Elle trône depuis des siècles sur les tables méditerranéennes. Mais l’huile d’olive n’aurait pas fini de nous surprendre. Au-delà de ses vertus reconnues pour la santé cardiovasculaire, elle pourrait aussi protéger le cerveau — et réduire significativement le risque de mourir d’une démence.

C’est ce que suggère une vaste étude publiée en mai 2024 dans JAMA Network Open par une équipe de chercheurs de la Harvard T.H. Chan School of Public Health, pilotée par Anne-Julie Tessier et Marta Guasch-Ferré.

Une étude hors normes par son ampleur

Pour parvenir à ces conclusions, les chercheurs ont analysé les données de 92 383 adultes américains, suivis pendant 28 ans dans le cadre de deux grandes cohortes : la Nurses’ Health Study, qui suit des femmes depuis les années 1970, et la Health Professionals Follow-Up Study, son équivalent masculin. Au total, 4 749 participants sont décédés d’une démence au cours de la période d’observation.

Tous les quatre ans, les participants renseignaient leurs habitudes alimentaires via des questionnaires détaillés, permettant aux chercheurs de reconstituer leur consommation d’huile d’olive sur le long terme.

28 % de risque en moins : un chiffre qui interpelle

Le résultat principal est saisissant : les personnes consommant plus de 7 grammes d’huile d’olive par jour — soit environ une cuillère à soupe et demie — affichent un risque de décès par démence inférieur de 28 % à celles qui n’en consomment jamais ou presque jamais.

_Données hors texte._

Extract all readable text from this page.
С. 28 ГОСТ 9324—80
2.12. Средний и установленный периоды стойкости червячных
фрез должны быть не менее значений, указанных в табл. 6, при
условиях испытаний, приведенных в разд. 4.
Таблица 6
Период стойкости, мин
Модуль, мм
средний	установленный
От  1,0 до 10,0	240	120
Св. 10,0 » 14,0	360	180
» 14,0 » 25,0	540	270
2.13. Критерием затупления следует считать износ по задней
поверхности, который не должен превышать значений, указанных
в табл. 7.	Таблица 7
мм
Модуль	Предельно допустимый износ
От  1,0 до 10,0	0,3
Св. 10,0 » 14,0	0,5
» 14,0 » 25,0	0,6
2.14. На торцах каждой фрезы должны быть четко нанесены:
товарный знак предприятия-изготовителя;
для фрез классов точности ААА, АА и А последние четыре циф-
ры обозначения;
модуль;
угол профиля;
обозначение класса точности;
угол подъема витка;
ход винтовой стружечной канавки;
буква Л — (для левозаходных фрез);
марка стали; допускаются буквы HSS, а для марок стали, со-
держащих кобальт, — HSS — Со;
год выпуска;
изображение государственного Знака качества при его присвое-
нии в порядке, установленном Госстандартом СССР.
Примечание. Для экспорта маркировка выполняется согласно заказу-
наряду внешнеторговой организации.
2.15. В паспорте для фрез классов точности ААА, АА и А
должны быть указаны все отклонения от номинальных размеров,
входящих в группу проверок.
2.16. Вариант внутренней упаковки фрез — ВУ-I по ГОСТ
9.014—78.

Mais ce qui distingue cette étude des précédentes, c’est un détail crucial : cet effet protecteur se maintient indépendamment de la qualité globale du régime alimentaire. Autrement dit, même chez des personnes dont l’alimentation n’est pas particulièrement saine par ailleurs, la consommation régulière d’huile d’olive reste associée à un risque réduit. De quoi suggérer que ce n’est pas simplement le fait de bien manger qui joue — mais bien quelque chose de propre à l’huile d’olive elle-même.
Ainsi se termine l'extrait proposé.